Results show that any interference with the complex mechanisms that control the coupling between the flow and the bed dynamics is prone to produce unrealistic solutions that manifest themselves through the appearance of a spurious resonance in the transcritical region. This happens both in the quasi-steady case, whereby time derivatives are dropped in the flow equations, and in the case of weak coupling, whereby the solution is expanded in power series of the small parameter \(\gamma\), which compares the timescales of flow and sediment transport and thus controls the strength of the coupling. The approximate solution found in the latter case is shown to be not uniformly valid in the transcritical region. A regular (non resonant) perturbation expansion has been presented that allows for the elimination of this singularity. Indeed, the availability of analytical approximate solutions for the eigenvalues and the eigenvectors can be of great importance in the formulation of numerical models for the solution of the nonlinear SVE system based on local linearization of the problem.

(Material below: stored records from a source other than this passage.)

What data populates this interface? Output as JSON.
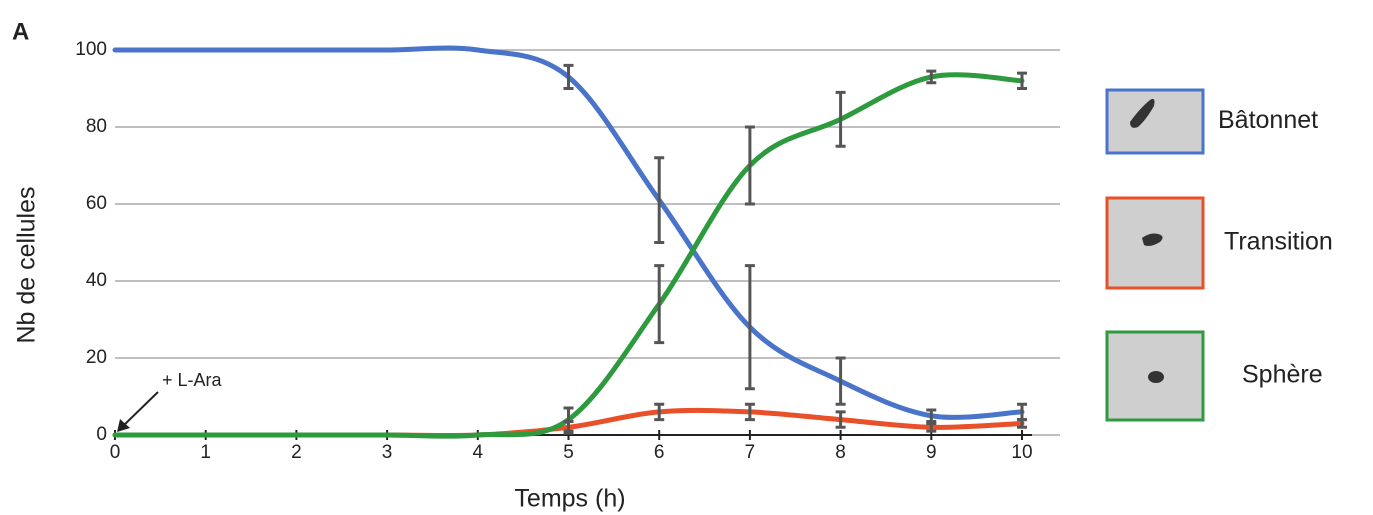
{
  "chart_data": {
    "type": "line",
    "panel_label": "A",
    "x_label": "Temps (h)",
    "y_label": "Nb de cellules",
    "annotation": "+ L-Ara",
    "x": [
      0,
      1,
      2,
      3,
      4,
      5,
      6,
      7,
      8,
      9,
      10
    ],
    "series": [
      {
        "name": "Bâtonnet",
        "color": "#4a74c9",
        "values": [
          100,
          100,
          100,
          100,
          100,
          93,
          61,
          28,
          14,
          5,
          6
        ],
        "errors": [
          null,
          null,
          null,
          null,
          null,
          3,
          11,
          16,
          6,
          1.5,
          2
        ]
      },
      {
        "name": "Transition",
        "color": "#e8502a",
        "values": [
          0,
          0,
          0,
          0,
          0,
          2,
          6,
          6,
          4,
          2,
          3
        ],
        "errors": [
          null,
          null,
          null,
          null,
          null,
          1.5,
          2,
          2,
          2,
          1,
          1
        ]
      },
      {
        "name": "Sphère",
        "color": "#2e9a3e",
        "values": [
          0,
          0,
          0,
          0,
          0,
          4,
          34,
          70,
          82,
          93,
          92
        ],
        "errors": [
          null,
          null,
          null,
          null,
          null,
          3,
          10,
          10,
          7,
          1.5,
          2
        ]
      }
    ],
    "xlim": [
      0,
      10
    ],
    "xticks": [
      0,
      1,
      2,
      3,
      4,
      5,
      6,
      7,
      8,
      9,
      10
    ],
    "ylim": [
      0,
      100
    ],
    "yticks": [
      0,
      20,
      40,
      60,
      80,
      100
    ],
    "grid": true
  }
}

Despite the crude models used to describe the flow and the bed dynamics, a theoretical framework has been provided in which some classic results about stability, resonance and coupling have been revisited and find a new perspective. Possible future developments of this work could imply an extension of the approach to the case of a bed composed by a mixture of sediments of different sizes.